Guardando e riguardando gli esempi internazionali, avendo più possibilità ad accedere ad archivi esteri che italiani, mi sono reso conto che l’unica possibilità di successo dello strumento dei “BTP riservati” sta nel permettere che tali buoni del tesoro riservati ai soli italiani possano essere usati per pagare le tasse in Italia monetizzandoli alla bisogna ossia liberamente al valore nominale di emissione, facendoli dunque diventare un ibrido tra uno strumento di investimento ed un miniassegno/minibot. Pensate che questo suggerimento mi è arrivato da un amico, che lo ha colto da un commento in rete (alla fine le risposte arrivano sempre da dove meno te l’aspetti).

In tale caso i BTP riservati avrebbero un senso compiuto: un interesse solo leggermente più alto dei BTP normali ma a fronte di una speranza di crescita per l’Italia.
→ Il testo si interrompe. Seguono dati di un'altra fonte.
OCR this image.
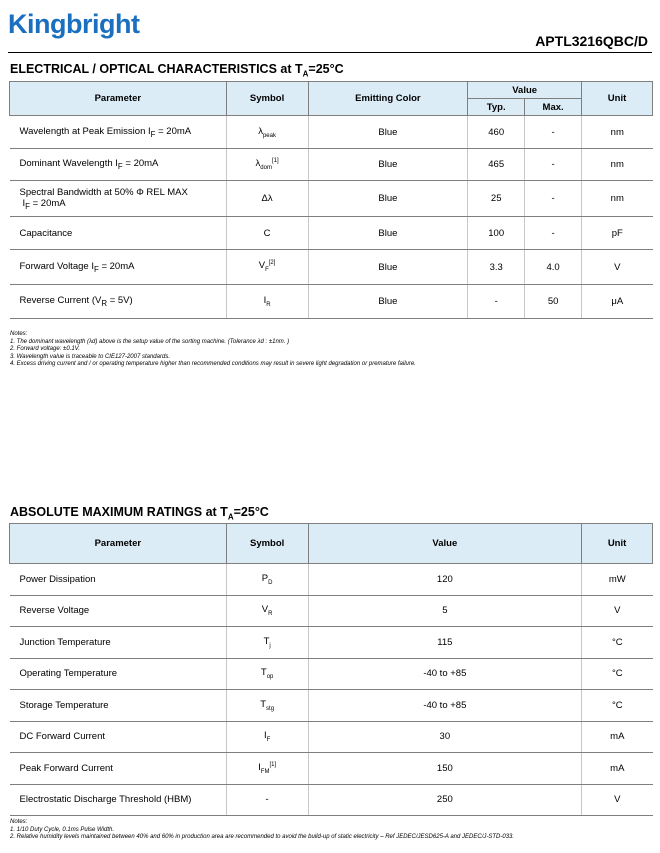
Kingbright
APTL3216QBC/D
ELECTRICAL / OPTICAL CHARACTERISTICS at $T_A=25^\circ C$
Parameter	Symbol	Emitting Color	Value		Unit
			Typ.	Max.	
Wavelength at Peak Emission $I_F = 20mA$	$\lambda_{peak}$	Blue	460	-	nm
Dominant Wavelength $I_F = 20mA$	$\lambda_{dom}[1]$	Blue	465	-	nm
Spectral Bandwidth at 50% Φ REL MAX
$I_F = 20mA$	Δλ	Blue	25	-	nm
Capacitance	C	Blue	100	-	pF
Forward Voltage $I_F = 20mA$	$V_F[2]$	Blue	3.3	4.0	V
Reverse Current $(V_R = 5V)$	$I_R$	Blue	-	50	μA
Notes:
1. The dominant wavelength (λd) above is the setup value of the sorting machine. (Tolerance λd : ±1nm. )
2. Forward voltage: ±0.1V.
3. Wavelength value is traceable to CIE127-2007 standards.
4. Excess driving current and / or operating temperature higher than recommended conditions may result in severe light degradation or premature failure.
ABSOLUTE MAXIMUM RATINGS at $T_A=25^\circ C$
Parameter	Symbol	Value	Unit
Power Dissipation	$P_D$	120	mW
Reverse Voltage	$V_R$	5	V
Junction Temperature	$T_j$	115	°C
Operating Temperature	$T_{op}$	-40 to +85	°C
Storage Temperature	$T_{stg}$	-40 to +85	°C
DC Forward Current	$I_F$	30	mA
Peak Forward Current	$I_{FM}[1]$	150	mA
Electrostatic Discharge Threshold (HBM)	-	250	V
Notes:
1. 1/10 Duty Cycle, 0.1ms Pulse Width.
2. Relative humidity levels maintained between 40% and 60% in production area are recommended to avoid the build-up of static electricity – Ref JEDEC/JESD625-A and JEDEC/J-STD-033.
Ed in ogni caso la possibilità di usarli liberamente ed in qualsiasi momento per pagare le tasse – qualsiasi tassa dovuta allo stato o a sua entità correlata, inclusi gli enti locali – al valore nominale, 1:1, dunque con garanzia di liquidità al 100% dello strumento (sempre al valore nominale, ossia di emissione).

Se Paolo Savona percorrerà questa strada potrà avere successo, provvisto che la blindatura presente e soprattutto futura sull’utilizzabilità a nominale dei BTP riservati per pagare le tasse sia robustissima se non totale. Se invece non ci sarà tale clausola di utilizzabilità a valore nominale per pagare le tasse, beh, significherà che lo scopo è diverso rispetto ad una compenetrazione dei rispettivi interessi tra Stato e cittadini. Ossia qualcosa è stato taciuto (…).

L’alternativa nucleare, più una chimera in realtà, è che l’Italia sfori bellamente i parametri di Masstricht facendo debito in forza di un uno sforzo all’unisono con gli USA di Trump, sempre più in guerra con l’EU. Certo, è una possibilità, ma che resta assai remota. Possibilità che – va notato – per essere sdoganata dovrà necessariamente passare attraverso un macro evento travolgente, che comporterebbe probabilmente danni collaterali molto superiori rispetto all’obiettivo sperato dai gialloverdi.